GHD Advisory guidance:

  • Disclosing climate-related data and information has become a new business imperative due to widespread recognition and understanding of the financial impacts of climate-related risks on organizations.
  • Organizations embarking on their climate disclosure journey should first complete a comprehensive gap assessment, aligning their practices with existing frameworks and proposed regulations. They must also evaluate those gaps against their current processes and ascertain the value of those existing initiatives. This process informs strategic decisions, such as resource allocation. Additionally, establishing a robust review process ensures ongoing efficacy, allowing companies to adapt swiftly as regulations and frameworks evolve. By integrating these steps, organizations can ensure compliance and drive efficiencies.

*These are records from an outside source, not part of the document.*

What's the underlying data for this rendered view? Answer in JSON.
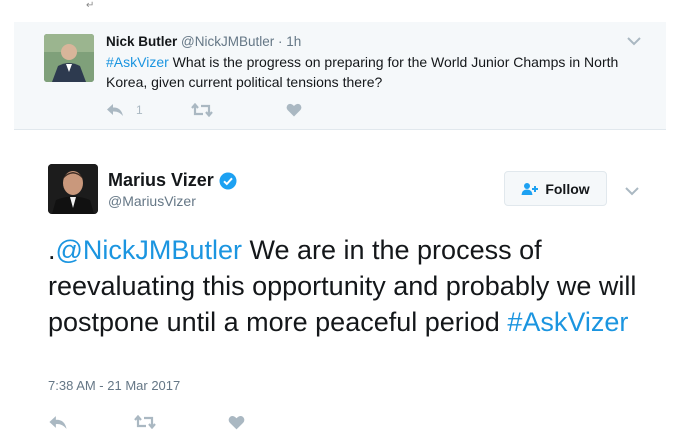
{
  "decor": {
    "return_mark": "↵"
  },
  "parent_tweet": {
    "display_name": "Nick Butler",
    "handle": "@NickJMButler",
    "separator": "·",
    "time": "1h",
    "hashtag": "#AskVizer",
    "text": " What is the progress on preparing for the World Junior Champs in North Korea, given current political tensions there?",
    "reply_count": "1",
    "icons": {
      "reply": "reply-icon",
      "retweet": "retweet-icon",
      "like": "heart-icon",
      "menu": "chevron-down-icon"
    }
  },
  "main_tweet": {
    "display_name": "Marius Vizer",
    "handle": "@MariusVizer",
    "verified": true,
    "follow_label": "Follow",
    "text_prefix": ".",
    "mention": "@NickJMButler",
    "text": " We are in the process of reevaluating this opportunity and probably we will postpone until a more peaceful period ",
    "hashtag": "#AskVizer",
    "timestamp": "7:38 AM - 21 Mar 2017",
    "icons": {
      "verified": "verified-badge-icon",
      "follow": "add-user-icon",
      "reply": "reply-icon",
      "retweet": "retweet-icon",
      "like": "heart-icon",
      "menu": "chevron-down-icon"
    }
  },
  "colors": {
    "link": "#1b95e0",
    "muted": "#657786",
    "icon": "#aab8c2",
    "parent_bg": "#f5f8fa"
  }
}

  • Organizations should also leverage the disclosure process to uncover new opportunities that provide benefits beyond compliance, such as gaining a competitive advantage in the low-carbon economy, leadership and brand recognition, differentiation in the market, and innovation.
  • Through identifying, evaluating, and addressing tangible climate-change-related risks, organizations can make better-informed investment decisions in areas like asset resilience planning.